Be sure to ask the seller questions. Do you sense any shady about them or their answers? How forthcoming do they seem? If you’re new to owning an ATV or are not deeply versed in engines and parts, make sure to bring a knowledgeable friend to help inspect the vehicle. If you don’t know anyone and want to protect yourself from potential red flags, ask about taking the ATV to a mechanic.
Most private party sellers should be fine with a mechanic inspecting the ATV, but don’t necessarily expect them to be okay with you hauling their property to a local shop. The seller doesn’t know anything about you, so they’ll probably want to set up to meet and arrive with the ATV at whatever shop you’ve chosen.
Make the Purchase
Buying a used ATV is just like buying a used car. Don’t expect to hand over some cash or a check, load your new purchase and be on your way. You want paperwork for your records.

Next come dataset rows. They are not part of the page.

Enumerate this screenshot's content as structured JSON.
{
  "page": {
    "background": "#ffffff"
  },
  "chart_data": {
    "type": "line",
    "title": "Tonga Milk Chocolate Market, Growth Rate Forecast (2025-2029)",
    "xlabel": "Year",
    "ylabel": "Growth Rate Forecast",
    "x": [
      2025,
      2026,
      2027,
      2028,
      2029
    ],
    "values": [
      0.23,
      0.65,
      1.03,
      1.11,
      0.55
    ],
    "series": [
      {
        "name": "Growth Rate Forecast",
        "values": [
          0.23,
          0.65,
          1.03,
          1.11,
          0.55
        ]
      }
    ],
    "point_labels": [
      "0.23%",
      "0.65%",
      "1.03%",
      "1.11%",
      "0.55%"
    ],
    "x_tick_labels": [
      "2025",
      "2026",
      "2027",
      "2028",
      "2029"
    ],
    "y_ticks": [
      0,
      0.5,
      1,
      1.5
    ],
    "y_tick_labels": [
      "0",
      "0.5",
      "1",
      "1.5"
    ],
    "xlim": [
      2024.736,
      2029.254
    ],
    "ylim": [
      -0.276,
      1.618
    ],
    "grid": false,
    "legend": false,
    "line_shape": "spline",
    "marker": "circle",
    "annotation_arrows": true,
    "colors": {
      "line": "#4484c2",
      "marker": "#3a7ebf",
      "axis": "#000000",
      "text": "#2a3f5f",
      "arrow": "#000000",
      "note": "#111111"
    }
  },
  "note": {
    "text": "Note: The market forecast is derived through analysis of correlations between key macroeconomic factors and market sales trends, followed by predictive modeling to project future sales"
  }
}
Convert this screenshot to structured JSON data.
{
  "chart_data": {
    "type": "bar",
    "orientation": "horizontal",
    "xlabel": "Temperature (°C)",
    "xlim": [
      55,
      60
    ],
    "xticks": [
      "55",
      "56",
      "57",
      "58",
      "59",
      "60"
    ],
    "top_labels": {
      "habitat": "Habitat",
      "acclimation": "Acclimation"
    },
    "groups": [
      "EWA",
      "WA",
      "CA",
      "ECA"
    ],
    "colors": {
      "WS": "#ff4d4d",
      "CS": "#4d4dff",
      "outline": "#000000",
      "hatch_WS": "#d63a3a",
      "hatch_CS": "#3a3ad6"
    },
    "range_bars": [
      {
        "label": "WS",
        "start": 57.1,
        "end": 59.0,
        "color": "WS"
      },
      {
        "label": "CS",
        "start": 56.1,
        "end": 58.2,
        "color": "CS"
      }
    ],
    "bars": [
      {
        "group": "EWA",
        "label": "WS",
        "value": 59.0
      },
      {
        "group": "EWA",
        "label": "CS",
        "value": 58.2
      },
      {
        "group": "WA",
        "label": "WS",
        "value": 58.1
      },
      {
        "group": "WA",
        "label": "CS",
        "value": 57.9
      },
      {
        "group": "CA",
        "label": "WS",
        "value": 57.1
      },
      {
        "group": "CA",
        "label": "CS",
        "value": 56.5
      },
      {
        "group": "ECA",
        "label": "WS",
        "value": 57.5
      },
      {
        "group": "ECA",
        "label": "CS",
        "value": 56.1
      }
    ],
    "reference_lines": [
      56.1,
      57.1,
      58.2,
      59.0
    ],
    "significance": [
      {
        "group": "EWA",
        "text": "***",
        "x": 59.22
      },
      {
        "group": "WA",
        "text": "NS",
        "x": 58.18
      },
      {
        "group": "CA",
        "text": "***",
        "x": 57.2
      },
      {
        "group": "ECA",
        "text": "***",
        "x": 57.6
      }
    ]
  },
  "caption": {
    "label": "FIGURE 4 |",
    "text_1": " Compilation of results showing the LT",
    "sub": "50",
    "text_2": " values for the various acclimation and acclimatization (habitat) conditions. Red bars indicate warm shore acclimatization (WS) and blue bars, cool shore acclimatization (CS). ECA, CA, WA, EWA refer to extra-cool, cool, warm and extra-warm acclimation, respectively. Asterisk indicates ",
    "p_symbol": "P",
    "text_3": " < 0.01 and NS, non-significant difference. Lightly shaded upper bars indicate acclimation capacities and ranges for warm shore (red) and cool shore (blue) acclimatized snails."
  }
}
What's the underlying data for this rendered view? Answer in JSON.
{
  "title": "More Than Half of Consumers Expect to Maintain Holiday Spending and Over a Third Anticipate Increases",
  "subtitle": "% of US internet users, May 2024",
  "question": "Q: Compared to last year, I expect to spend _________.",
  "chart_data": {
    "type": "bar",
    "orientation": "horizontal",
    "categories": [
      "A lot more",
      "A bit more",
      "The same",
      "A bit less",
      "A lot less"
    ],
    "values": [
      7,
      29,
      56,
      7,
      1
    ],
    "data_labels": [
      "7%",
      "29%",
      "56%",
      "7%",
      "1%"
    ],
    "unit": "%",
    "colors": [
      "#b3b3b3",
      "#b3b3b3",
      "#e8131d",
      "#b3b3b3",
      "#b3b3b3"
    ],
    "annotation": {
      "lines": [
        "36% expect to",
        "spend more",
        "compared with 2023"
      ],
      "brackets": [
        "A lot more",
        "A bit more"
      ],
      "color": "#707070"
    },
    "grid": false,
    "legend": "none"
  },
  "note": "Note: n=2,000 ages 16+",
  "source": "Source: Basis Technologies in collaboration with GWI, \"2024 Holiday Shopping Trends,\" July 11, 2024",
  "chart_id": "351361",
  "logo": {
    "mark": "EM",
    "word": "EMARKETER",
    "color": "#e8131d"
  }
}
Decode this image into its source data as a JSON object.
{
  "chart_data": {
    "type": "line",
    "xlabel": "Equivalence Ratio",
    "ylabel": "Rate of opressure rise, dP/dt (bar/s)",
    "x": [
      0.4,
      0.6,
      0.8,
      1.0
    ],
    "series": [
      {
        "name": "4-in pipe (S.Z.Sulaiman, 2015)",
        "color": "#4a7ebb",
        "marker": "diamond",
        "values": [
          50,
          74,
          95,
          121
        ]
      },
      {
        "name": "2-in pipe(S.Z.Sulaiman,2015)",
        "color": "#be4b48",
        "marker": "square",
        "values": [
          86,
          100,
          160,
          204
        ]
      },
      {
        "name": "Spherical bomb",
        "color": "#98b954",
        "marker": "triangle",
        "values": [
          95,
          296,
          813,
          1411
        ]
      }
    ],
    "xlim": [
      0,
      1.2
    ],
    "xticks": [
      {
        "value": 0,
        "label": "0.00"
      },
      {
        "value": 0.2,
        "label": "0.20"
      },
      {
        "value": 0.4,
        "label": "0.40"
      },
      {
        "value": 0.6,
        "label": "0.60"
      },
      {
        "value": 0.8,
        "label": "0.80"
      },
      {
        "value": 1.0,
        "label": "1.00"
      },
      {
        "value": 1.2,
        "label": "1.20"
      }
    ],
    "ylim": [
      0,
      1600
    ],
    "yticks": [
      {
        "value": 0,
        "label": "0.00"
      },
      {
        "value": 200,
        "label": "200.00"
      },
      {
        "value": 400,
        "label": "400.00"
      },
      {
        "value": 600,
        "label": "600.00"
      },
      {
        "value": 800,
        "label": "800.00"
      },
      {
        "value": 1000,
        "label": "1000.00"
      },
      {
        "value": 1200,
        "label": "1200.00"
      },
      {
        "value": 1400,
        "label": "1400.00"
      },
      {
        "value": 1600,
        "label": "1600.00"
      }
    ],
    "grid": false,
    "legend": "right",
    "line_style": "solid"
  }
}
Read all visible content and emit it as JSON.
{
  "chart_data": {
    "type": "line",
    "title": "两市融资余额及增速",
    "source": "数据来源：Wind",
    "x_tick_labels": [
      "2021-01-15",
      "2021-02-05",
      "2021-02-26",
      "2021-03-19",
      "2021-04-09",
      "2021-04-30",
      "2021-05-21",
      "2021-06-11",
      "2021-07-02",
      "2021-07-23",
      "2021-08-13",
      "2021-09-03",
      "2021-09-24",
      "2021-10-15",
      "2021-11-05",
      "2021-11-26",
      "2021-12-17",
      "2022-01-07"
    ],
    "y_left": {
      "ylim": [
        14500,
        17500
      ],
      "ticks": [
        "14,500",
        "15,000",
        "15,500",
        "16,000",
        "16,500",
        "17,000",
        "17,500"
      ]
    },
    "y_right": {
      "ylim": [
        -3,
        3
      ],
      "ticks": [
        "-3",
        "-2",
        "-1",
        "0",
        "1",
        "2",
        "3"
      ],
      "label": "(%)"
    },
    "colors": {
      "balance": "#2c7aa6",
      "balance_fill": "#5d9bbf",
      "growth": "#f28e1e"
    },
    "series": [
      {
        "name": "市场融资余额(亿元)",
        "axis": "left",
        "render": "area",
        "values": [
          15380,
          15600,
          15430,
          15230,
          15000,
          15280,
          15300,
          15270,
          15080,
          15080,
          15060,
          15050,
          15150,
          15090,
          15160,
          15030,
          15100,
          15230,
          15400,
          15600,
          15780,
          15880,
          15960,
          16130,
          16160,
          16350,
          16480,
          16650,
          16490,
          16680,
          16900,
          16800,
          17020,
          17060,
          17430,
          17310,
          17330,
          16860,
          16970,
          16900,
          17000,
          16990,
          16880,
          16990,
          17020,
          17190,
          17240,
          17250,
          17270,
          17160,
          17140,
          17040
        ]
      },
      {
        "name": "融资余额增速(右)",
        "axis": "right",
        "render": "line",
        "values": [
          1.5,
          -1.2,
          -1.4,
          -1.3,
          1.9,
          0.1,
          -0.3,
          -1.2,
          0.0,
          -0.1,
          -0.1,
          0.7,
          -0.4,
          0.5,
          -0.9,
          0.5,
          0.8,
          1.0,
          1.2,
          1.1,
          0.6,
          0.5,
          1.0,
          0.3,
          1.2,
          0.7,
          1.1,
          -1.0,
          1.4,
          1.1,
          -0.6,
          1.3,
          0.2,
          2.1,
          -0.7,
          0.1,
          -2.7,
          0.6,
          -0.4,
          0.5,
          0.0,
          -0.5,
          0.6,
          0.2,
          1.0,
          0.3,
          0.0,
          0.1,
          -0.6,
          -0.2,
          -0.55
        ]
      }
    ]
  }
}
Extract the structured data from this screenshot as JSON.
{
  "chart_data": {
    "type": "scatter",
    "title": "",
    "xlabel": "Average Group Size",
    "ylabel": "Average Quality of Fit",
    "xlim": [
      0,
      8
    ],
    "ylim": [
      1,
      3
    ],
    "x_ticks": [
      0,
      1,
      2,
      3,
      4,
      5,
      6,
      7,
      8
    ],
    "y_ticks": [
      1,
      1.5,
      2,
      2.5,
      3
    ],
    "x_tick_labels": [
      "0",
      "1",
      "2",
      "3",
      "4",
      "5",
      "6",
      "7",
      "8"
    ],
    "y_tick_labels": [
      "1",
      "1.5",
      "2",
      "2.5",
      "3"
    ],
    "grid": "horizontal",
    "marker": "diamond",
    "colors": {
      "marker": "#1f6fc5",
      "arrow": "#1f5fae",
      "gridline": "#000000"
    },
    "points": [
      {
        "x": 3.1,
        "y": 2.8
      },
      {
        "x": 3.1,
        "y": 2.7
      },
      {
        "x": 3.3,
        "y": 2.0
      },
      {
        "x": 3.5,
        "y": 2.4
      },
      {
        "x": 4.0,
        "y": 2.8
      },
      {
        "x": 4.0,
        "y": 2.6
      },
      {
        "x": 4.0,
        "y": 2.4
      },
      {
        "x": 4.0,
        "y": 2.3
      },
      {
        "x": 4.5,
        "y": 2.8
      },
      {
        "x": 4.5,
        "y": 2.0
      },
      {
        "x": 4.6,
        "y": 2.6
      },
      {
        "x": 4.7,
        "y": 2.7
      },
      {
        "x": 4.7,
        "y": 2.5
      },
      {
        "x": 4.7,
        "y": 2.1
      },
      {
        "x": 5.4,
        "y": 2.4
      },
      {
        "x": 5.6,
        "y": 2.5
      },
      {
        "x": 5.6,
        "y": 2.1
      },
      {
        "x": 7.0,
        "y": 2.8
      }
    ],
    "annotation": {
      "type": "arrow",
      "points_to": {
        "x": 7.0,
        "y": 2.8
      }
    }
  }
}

Make sure to get a Bill of Sale or some type of receipt that explains the purchase, lists the VIN of the ATV and the term “Paid in Full” is clearly identified. This protects both you and the seller.
Once the ATV is legally in your hands the previous owner is no longer liable for the vehicle, and you will have proof of who the rightful owner is if by chance you’ve dealt with a con artist who might claim he’s the rightful owner of the ATV.